Quick! Can you tell me who walked to the window?
If you can’t, it’s not your fault. It’s the writer’s.
Don’t make the mistake of letting your reader get lost in a forest of pronouns. Often, this happens in scenes where two characters are talking about a third–and all three are of the same sex. It’s a trivial confusion, but potentially fatal to your work.
In this example, there are so many ambiguous “shes,” that by the time “she walks to the window,” the reader has no idea which woman is performing the action.
This keeps the reader from forming a mental image of the action. Inadvertently, you’ve shut your reader out.
As I said, this is serious.
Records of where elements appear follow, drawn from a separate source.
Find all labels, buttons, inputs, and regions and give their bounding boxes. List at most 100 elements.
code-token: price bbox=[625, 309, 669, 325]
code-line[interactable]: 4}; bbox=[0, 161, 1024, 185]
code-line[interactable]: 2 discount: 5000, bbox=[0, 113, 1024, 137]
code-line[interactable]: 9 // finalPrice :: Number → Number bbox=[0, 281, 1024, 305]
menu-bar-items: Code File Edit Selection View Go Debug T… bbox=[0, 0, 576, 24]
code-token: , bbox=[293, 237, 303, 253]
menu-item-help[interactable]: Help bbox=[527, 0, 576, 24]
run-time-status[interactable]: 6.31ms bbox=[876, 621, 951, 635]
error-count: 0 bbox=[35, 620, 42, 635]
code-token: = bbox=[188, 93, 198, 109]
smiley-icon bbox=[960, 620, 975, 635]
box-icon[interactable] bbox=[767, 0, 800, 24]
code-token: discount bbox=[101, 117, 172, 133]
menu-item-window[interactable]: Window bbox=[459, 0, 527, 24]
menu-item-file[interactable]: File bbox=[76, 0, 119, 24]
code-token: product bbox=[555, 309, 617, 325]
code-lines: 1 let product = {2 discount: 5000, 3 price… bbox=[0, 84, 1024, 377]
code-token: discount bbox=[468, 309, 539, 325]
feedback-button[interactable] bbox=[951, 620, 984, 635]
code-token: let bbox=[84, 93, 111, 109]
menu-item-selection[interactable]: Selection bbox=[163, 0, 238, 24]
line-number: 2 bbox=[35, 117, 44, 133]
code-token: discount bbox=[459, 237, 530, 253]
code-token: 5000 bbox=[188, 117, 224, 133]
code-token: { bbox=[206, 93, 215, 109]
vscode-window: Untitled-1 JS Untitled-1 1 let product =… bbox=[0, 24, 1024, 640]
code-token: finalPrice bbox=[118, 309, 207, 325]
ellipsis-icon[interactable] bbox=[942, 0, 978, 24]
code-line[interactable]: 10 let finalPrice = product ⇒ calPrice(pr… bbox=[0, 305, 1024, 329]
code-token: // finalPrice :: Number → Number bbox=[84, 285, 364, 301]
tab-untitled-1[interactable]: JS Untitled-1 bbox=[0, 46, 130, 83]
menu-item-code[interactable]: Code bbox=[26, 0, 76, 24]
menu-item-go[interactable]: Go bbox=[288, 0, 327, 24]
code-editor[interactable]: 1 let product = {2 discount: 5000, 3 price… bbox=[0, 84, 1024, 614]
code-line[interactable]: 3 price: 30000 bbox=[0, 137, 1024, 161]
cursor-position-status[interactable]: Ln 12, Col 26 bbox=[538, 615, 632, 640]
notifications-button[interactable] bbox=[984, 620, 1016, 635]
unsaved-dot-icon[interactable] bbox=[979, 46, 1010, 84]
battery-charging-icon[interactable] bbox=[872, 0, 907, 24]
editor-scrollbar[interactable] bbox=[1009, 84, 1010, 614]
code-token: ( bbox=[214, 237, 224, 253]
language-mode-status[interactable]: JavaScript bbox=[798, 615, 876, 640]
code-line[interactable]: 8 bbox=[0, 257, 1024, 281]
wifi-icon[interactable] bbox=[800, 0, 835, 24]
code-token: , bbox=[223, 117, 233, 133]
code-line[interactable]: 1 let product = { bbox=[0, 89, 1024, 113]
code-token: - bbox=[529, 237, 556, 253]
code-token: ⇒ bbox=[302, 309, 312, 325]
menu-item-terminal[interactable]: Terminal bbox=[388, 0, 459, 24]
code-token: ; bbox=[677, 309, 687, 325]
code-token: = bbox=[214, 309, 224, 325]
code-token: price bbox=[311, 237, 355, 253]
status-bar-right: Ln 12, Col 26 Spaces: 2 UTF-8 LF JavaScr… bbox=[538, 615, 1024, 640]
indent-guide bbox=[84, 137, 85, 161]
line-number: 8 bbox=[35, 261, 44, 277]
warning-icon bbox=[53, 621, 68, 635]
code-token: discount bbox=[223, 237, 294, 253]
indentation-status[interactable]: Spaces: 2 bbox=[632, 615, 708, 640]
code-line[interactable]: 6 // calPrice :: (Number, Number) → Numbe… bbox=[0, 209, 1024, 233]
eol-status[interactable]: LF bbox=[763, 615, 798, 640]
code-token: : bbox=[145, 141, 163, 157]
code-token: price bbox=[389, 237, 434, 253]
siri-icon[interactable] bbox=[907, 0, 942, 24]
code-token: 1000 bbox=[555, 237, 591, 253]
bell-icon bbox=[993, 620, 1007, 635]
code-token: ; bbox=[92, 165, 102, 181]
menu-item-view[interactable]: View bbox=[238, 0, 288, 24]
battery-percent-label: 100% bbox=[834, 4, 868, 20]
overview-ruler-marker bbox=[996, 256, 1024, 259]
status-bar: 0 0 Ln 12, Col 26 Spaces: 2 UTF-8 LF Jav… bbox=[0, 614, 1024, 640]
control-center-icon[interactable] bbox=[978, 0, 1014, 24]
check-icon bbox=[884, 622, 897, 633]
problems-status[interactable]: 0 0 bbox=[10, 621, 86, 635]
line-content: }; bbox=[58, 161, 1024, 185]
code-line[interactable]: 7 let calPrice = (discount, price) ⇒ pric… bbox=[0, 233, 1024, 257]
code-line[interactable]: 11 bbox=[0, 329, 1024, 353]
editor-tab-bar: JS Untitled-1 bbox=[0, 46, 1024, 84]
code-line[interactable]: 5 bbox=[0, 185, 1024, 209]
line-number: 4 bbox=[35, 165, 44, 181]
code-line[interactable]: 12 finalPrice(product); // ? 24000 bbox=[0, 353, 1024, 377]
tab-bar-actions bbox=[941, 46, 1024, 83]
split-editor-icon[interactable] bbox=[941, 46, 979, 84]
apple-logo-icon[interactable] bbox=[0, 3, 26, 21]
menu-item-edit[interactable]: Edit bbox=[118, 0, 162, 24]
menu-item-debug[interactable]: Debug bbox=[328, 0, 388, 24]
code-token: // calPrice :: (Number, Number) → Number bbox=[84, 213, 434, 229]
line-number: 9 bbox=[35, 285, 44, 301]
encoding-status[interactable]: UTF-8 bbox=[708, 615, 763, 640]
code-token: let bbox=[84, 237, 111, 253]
But fortunately it’s an easy fix:
She finally got the up the nerve to tell truth about their mother.
Karen listened, rapt, unable to take it all in. “I never suspected. It’s too horrible,” she said. “It’s the sort of thing I would never believe.”
Joan continued, as gently as possible. “I would never believe it in a million years,” she said. “But something about it rings true.”
Karen walked to the window and looked out. “You know what they say…’she’s just like her’ is what they say.”
What did I do?
• I changed “she” to “Karen” or “Joan” in a couple of key spots.
• I added two descriptive tags (“Joan continued…etc.” and “Karen walked to the window….etc.”) to set up the dialogues that follow.
• I did not re-paragraph between description and dialogue in this case because the description is only a single sentence, designed to support the dialogue.
Done. And easily done, as long as you grasp the all-important principle: never put your reader into a state of confusion, because the next step is disengagement. Once disengagement sets in, you’ve lost your reader, and it’s Game Over.